Metal Inverse Opals Could Better Cool Electronics

(April 7th, 2016) New work by researchers at Stanford University and the University of Illinois at Urbana-Champaign, suggest that “metal inverse opals” could be used to cool down electronic devices as well as other thermal management applications.

Nanotechweb.org explained that “these materials are metal films that contain a periodic arrangement of interconnected spherical pores and so have a large available surface area,” which means they conduct heat and electricity well.

A team led by Kenneth Goodson at Stanford University found that heat conductivity in the metal inverse opals goes from being diffusive on the microscale to being quasi-ballistic on the nanoscale.

“The transition from diffusive to quasi-ballistic thermal conduction occurs when the size of the conduction pathway becomes comparable to the mean-free path of the thermal energy carriers (electrons in the case of metals),” team member and lead author of the study Michael Barako explained, “By tuning the pore size in these materials, we can predictably tune the size of the conduction pathway, which allows us to optimize the material’s properties for thermal management applications in the future.”

He adds that, for example, “the materials could be employed to control heat flow in electronics devices, which becomes more important as component dimensions decrease.”

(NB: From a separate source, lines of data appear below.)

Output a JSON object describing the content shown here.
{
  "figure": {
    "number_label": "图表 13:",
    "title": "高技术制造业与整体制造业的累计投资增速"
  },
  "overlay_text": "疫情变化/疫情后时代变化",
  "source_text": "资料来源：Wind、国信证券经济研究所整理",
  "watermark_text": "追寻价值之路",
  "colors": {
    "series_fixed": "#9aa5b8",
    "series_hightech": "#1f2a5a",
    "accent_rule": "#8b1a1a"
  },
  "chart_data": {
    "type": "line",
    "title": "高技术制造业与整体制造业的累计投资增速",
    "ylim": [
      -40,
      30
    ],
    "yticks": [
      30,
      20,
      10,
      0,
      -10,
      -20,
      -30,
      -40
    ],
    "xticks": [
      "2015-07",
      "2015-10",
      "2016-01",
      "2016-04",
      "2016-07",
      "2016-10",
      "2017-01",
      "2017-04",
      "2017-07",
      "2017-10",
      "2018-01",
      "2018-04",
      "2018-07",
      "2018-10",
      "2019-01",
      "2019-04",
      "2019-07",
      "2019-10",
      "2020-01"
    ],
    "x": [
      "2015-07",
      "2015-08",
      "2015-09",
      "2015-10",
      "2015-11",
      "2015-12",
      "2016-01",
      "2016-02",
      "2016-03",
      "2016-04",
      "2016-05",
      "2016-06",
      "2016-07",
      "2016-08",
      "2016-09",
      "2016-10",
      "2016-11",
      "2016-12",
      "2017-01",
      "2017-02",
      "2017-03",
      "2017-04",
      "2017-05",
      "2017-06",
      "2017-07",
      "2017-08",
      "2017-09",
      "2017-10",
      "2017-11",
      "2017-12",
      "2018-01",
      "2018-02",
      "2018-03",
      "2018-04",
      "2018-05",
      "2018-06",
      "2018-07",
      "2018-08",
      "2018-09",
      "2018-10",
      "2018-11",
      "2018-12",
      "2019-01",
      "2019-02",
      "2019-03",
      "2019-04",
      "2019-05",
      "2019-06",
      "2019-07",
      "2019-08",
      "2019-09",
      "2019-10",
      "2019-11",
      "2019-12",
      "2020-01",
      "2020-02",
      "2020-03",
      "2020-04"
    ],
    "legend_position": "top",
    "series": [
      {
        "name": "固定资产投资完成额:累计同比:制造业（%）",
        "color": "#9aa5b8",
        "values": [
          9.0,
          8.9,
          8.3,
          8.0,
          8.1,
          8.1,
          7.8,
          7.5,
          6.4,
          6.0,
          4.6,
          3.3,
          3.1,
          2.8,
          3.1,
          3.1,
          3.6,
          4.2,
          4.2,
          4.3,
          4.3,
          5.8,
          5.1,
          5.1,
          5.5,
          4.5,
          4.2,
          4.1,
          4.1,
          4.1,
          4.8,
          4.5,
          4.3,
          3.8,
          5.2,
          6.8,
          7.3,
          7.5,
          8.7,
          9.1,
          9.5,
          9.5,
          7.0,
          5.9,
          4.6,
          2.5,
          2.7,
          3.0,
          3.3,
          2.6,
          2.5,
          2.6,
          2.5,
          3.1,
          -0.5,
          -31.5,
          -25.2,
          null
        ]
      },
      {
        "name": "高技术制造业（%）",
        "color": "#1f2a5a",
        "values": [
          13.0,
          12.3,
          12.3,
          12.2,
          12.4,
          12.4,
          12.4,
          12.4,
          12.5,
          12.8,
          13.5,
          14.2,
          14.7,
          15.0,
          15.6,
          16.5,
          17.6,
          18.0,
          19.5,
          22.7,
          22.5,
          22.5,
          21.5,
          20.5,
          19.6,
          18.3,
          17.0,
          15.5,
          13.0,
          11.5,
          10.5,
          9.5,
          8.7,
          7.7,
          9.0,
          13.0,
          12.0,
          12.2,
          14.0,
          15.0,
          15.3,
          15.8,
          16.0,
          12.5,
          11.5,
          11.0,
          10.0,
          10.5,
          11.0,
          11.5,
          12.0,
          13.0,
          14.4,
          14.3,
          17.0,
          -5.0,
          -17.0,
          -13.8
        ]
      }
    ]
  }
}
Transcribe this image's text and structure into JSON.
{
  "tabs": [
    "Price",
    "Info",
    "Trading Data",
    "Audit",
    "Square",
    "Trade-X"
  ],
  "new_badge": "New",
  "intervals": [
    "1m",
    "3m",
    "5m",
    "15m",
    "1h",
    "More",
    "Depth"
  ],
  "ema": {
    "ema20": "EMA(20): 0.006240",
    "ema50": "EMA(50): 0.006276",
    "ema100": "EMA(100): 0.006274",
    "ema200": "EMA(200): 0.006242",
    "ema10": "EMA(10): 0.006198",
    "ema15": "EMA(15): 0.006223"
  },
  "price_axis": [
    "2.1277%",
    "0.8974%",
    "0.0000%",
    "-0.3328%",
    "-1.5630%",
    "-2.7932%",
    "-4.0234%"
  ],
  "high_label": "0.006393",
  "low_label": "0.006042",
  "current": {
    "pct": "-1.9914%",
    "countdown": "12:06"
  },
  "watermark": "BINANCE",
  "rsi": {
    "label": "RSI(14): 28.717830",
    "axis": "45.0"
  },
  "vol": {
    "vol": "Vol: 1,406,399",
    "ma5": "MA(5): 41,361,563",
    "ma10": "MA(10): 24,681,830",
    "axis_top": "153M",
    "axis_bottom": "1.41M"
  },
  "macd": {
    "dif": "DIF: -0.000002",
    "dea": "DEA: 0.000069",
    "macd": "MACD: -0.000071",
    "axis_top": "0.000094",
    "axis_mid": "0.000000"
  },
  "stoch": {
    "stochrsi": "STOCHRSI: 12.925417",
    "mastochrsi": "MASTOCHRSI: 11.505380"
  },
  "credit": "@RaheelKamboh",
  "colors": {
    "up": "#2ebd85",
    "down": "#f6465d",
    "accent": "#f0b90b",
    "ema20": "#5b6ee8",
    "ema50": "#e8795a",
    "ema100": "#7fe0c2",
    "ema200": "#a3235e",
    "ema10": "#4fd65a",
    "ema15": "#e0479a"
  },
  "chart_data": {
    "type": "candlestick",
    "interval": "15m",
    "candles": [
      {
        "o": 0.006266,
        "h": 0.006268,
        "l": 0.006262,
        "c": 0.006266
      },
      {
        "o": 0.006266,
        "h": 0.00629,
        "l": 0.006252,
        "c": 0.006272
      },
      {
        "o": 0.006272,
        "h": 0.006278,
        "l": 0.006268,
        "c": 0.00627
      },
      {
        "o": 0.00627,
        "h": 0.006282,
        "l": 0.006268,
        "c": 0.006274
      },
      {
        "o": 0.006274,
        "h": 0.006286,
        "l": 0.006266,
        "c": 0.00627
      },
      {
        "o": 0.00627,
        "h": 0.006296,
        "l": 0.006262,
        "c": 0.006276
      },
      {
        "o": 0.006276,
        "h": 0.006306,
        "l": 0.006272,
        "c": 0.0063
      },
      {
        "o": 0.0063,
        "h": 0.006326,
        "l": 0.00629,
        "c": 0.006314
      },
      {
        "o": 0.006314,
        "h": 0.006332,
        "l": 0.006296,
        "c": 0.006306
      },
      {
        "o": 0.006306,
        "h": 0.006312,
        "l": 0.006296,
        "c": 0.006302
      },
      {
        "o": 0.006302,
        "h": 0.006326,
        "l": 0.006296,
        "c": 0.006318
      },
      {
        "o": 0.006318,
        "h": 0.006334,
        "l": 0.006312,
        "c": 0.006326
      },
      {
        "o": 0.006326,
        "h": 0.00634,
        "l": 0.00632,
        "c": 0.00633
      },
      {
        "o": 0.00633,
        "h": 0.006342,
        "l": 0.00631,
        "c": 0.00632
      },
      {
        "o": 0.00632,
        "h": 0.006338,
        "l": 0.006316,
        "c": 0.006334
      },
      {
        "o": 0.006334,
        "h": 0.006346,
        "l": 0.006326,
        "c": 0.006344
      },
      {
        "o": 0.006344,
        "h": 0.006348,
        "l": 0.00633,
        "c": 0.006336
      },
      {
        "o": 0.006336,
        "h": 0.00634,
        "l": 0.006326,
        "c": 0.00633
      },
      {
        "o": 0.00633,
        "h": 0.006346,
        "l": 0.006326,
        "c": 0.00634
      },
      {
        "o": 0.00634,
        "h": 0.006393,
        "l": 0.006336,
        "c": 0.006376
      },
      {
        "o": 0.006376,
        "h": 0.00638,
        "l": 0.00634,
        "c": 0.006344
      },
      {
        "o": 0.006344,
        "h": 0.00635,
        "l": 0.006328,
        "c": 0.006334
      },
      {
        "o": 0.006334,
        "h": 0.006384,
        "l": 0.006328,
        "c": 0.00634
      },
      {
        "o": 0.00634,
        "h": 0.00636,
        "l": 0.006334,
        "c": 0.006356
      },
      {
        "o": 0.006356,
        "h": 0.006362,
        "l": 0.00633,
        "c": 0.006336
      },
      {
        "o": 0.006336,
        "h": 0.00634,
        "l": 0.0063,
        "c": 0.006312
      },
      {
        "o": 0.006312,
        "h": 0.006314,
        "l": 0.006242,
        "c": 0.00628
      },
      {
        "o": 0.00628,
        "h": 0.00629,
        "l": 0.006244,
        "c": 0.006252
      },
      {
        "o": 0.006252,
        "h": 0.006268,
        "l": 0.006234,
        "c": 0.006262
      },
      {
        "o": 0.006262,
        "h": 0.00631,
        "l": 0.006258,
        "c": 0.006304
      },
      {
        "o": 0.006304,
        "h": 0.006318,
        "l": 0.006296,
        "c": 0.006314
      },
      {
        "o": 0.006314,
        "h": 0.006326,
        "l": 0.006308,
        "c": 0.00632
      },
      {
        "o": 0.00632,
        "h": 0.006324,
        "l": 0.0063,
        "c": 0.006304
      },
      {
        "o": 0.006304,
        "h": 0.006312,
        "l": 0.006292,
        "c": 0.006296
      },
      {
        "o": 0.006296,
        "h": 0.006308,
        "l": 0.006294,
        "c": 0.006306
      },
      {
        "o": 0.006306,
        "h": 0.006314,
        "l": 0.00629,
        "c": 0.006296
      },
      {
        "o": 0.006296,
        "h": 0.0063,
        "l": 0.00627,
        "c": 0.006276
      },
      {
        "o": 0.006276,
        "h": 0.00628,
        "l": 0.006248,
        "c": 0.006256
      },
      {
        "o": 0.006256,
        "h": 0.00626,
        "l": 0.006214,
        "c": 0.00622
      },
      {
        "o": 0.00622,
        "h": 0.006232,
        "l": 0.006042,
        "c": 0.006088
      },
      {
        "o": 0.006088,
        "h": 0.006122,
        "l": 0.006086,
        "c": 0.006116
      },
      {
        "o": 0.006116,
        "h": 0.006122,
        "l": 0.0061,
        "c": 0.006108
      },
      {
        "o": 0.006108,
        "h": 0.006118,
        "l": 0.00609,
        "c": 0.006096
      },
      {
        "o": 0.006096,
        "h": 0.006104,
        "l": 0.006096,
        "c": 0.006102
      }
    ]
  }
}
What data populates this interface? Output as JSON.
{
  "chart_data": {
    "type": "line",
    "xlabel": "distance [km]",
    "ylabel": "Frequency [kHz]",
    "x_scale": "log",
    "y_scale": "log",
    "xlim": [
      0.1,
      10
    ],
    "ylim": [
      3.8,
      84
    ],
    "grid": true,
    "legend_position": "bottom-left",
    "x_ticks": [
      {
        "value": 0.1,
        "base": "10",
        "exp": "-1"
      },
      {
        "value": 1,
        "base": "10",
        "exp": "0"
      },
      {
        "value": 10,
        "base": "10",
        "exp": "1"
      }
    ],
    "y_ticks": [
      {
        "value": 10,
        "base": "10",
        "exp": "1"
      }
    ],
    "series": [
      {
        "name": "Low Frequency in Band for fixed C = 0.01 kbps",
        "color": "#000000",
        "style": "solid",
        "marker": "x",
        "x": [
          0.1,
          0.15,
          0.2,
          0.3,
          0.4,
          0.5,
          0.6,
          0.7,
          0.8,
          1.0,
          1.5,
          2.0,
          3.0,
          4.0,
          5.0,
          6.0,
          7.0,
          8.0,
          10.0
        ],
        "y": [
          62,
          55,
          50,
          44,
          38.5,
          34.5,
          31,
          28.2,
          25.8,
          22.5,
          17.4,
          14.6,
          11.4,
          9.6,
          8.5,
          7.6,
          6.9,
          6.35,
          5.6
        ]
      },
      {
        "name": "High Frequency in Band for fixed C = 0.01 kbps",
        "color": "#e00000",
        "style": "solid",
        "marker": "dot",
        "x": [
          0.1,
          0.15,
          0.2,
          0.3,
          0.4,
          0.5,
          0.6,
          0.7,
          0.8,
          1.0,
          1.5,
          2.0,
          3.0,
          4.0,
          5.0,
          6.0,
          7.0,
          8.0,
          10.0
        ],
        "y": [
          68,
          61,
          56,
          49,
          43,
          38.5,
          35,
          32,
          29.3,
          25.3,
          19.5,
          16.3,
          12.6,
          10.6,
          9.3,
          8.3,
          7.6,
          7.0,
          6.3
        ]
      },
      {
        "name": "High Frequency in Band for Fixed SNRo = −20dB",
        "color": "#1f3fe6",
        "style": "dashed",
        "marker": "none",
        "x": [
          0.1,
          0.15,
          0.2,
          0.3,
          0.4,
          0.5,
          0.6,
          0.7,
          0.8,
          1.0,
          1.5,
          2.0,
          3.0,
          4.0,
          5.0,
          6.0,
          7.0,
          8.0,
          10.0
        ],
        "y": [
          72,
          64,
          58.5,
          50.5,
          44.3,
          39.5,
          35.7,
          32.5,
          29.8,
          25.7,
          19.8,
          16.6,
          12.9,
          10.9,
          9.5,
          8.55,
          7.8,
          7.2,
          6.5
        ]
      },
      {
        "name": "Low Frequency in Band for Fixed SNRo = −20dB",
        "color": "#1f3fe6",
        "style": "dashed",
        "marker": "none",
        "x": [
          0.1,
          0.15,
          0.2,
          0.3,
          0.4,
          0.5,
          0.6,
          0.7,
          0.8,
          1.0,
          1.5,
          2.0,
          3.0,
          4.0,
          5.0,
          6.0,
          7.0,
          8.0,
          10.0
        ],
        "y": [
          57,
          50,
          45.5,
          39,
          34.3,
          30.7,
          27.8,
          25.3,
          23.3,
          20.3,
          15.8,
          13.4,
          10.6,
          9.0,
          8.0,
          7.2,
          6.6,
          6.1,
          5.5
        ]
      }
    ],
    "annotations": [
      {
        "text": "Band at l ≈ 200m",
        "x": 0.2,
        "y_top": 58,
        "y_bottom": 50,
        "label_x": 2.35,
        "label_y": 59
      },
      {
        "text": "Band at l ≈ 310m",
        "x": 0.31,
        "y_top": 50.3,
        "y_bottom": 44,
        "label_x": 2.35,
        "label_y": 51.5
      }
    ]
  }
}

They are currently exploring three different thermal applications for metal inverse opals, according to Nanotechweb.org: one “in microfluidic heat exchangers for active cooling of high-power microelectronics, in which a fluid is pumped through the inverse opal and heat exchange is accelerated by the large surface area of the material”; one “in thin-film heat pipes for passive cooling of portable electronics, such as smart phones and tablets, where capillary-driven flow through the inverse opal creates an evaporation/condensation loop”; and one “in high-rate thermal storage media, where the inverse opal is impregnated with a phase change material to form a composite thermal battery that has both a large storage capacity and can deliver/extract high rates of heat.”

The team is already “integrating metal inverse opals into functional thermal devices and measuring key performance metrics at both the material and device levels,” as well as “working on optimizing the design of their inverse opal-based thermal devices while assessing their performance, such as the rate at which they dissipate heat,” reported Nanotechweb.org.